異なる投資対象それぞれの、長期の年平均収益率を割り出すのは簡単だ。ポートフォリオを作成するときにはそれらに基づき、目指す収益率を実現するための資産配分を決定することができる。
ただし、年平均収益率によって分かるのは、そのような配分で投資した場合に過去にはどのくらいのリターンが得られていたか、または将来的にどの程度のリターンが見込めるのかということだけだ。実際の収益、特に向こう数年間に得られる収益を教えてくれるものではない。

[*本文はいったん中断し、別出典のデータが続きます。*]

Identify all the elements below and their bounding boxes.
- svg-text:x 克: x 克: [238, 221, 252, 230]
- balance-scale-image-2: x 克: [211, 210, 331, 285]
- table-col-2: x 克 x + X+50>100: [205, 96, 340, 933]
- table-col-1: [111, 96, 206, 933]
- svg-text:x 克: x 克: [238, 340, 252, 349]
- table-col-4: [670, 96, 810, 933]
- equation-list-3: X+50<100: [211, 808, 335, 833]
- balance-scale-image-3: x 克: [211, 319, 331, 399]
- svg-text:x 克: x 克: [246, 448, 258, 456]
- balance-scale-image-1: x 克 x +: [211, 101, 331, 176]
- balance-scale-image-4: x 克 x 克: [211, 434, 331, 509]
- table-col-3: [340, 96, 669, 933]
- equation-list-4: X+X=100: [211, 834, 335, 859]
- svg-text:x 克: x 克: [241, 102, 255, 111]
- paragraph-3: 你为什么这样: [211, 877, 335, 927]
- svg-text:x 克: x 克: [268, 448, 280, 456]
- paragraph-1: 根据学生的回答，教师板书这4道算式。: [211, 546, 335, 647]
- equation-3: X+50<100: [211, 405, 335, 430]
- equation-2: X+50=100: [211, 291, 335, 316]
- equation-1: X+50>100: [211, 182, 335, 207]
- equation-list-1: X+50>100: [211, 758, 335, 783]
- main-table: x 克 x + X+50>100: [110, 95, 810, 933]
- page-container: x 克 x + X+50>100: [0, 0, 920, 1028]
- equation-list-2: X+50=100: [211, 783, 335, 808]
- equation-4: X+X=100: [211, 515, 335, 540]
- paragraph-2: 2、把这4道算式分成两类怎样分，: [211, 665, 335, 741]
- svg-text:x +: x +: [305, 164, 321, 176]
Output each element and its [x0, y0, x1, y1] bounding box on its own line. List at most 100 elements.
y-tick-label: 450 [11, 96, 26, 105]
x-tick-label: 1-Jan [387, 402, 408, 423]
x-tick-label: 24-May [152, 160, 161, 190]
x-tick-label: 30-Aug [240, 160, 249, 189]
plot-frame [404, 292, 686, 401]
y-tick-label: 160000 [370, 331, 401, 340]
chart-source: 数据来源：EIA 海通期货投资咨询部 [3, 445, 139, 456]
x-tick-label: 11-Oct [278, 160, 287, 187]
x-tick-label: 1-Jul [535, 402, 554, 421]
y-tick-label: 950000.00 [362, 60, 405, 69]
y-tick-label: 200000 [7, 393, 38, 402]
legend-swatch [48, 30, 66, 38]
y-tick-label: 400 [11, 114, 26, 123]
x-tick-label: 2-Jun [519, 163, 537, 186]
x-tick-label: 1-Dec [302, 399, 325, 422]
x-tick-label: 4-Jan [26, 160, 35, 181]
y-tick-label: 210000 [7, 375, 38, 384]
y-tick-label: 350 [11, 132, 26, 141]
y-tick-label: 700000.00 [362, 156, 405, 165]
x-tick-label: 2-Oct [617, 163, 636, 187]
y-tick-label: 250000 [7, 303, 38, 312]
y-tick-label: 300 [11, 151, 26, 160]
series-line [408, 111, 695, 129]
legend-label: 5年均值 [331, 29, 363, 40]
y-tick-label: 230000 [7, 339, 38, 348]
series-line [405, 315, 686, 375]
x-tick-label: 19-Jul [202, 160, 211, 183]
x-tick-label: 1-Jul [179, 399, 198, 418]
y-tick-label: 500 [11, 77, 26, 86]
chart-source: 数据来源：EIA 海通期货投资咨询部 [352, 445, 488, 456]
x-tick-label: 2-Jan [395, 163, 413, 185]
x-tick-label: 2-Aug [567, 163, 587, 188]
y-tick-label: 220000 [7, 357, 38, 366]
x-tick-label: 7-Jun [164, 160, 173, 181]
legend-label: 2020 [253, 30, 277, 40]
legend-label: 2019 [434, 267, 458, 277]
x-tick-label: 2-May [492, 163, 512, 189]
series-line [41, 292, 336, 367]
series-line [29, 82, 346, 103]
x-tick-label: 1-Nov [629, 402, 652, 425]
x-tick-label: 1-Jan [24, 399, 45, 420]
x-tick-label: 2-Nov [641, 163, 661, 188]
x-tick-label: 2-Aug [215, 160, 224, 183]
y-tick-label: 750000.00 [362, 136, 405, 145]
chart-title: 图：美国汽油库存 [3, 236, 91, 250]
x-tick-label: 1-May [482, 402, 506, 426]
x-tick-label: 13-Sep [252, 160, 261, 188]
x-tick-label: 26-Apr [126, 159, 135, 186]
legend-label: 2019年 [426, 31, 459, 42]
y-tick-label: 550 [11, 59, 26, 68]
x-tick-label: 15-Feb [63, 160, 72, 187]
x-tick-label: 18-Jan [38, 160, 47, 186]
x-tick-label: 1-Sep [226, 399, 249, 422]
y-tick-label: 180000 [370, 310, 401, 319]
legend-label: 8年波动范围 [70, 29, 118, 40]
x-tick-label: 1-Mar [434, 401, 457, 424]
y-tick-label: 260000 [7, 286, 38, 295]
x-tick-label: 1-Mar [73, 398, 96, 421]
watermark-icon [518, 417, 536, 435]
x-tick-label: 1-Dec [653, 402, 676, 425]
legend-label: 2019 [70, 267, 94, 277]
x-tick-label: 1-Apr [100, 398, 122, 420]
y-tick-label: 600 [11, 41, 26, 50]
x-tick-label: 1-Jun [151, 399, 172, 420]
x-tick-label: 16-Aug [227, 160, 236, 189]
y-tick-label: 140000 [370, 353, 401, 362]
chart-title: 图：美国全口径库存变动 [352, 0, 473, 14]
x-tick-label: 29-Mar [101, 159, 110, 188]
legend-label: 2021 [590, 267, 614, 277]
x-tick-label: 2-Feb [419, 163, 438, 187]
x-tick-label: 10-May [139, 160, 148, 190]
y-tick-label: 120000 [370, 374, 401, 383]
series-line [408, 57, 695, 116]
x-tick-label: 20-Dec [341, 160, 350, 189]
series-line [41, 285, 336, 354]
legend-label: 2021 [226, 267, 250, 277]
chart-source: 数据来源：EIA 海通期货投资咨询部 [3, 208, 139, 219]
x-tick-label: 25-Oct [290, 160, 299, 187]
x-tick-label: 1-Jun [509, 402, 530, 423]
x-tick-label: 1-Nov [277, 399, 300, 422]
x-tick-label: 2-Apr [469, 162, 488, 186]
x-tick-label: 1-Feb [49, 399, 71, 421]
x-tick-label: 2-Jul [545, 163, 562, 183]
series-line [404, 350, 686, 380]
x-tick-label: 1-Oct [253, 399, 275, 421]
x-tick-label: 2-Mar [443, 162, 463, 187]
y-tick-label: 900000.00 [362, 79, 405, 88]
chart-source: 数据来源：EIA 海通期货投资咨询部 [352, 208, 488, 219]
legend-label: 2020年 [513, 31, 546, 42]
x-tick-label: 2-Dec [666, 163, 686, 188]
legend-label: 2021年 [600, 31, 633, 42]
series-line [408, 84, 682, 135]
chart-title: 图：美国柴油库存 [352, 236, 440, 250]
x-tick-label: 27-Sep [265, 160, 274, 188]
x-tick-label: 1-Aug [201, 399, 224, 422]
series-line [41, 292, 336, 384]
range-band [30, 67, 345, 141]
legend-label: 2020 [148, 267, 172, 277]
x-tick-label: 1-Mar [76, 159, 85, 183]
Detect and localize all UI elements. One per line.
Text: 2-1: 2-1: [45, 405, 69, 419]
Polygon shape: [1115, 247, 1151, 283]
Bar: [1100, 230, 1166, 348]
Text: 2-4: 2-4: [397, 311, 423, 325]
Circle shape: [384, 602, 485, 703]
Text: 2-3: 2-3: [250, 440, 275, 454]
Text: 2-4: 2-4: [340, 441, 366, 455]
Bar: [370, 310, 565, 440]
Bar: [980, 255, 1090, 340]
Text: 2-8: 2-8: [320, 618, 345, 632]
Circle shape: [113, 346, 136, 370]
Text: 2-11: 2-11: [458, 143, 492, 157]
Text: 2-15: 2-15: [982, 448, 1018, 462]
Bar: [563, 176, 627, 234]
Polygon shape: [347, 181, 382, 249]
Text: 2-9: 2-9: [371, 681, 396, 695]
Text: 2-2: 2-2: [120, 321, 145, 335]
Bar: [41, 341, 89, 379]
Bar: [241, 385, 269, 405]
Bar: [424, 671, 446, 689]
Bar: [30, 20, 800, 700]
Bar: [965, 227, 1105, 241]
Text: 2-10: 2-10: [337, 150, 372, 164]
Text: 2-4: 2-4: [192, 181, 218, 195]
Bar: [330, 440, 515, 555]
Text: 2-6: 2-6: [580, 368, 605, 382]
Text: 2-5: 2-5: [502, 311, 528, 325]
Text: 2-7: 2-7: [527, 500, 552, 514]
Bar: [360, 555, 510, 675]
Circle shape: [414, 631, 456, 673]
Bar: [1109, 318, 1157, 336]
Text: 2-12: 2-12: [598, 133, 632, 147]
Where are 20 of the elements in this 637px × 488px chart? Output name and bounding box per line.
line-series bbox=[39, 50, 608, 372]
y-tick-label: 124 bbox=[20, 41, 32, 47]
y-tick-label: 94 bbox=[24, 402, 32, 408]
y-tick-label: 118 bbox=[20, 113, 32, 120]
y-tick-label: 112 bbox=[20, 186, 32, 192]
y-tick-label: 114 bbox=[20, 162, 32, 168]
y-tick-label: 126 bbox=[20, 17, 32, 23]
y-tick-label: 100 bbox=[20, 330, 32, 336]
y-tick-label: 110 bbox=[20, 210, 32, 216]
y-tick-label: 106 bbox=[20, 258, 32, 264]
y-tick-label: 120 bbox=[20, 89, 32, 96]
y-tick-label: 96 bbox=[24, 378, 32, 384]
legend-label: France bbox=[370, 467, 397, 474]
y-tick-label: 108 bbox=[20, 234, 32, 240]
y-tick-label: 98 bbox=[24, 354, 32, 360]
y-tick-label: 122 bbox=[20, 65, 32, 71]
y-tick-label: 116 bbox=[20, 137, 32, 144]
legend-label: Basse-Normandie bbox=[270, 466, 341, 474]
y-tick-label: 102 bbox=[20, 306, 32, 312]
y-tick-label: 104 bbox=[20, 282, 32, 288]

どの期間、またはどのインデックスでみるかによっても異なるが、米国株の収益率は、長期的には平均9~10%となっている。だが、1年という期間でみれば、大半の年はこれを大幅に上回るか、あるいは下回るかのどちらかだ。そして、このリターンの変動性が、退職後の生活設計を危険にさらす原因だ。
まだ定年退職していない人でも、退職の日まで5年を切っているなら、弱気市場は計画に打撃を与える。見込んでいただけのリターンを得られるのが、予想したよりも遅い時期になるからだ。また、退職してから5年以内に相場が弱気になった場合も、計画を維持することができなくなる。
事前の対策が不可欠
老後計画が直面するリスクに対応するための方法は、いくつかある。まず重要なのは、定年退職する前に、自分自身の計画の「ストレステスト」を行ってみることだ。
ほとんどの人の計画は、将来が予想どおりだった場合の結果を反映している。だが、その中には、市場が弱気になった場合に自分の貯蓄がどうなるかについての予想も含めておく必要がある。
市場がどの程度まで弱気になっても、あるいは弱気市場がどのくらい続いても、支出に関する計画を変更せずにいられるだろうか?また、市場が弱気ならなかったとしても、リターンが平均を下回る期間がどれだけ長引けば、変更が必要になるだろうか?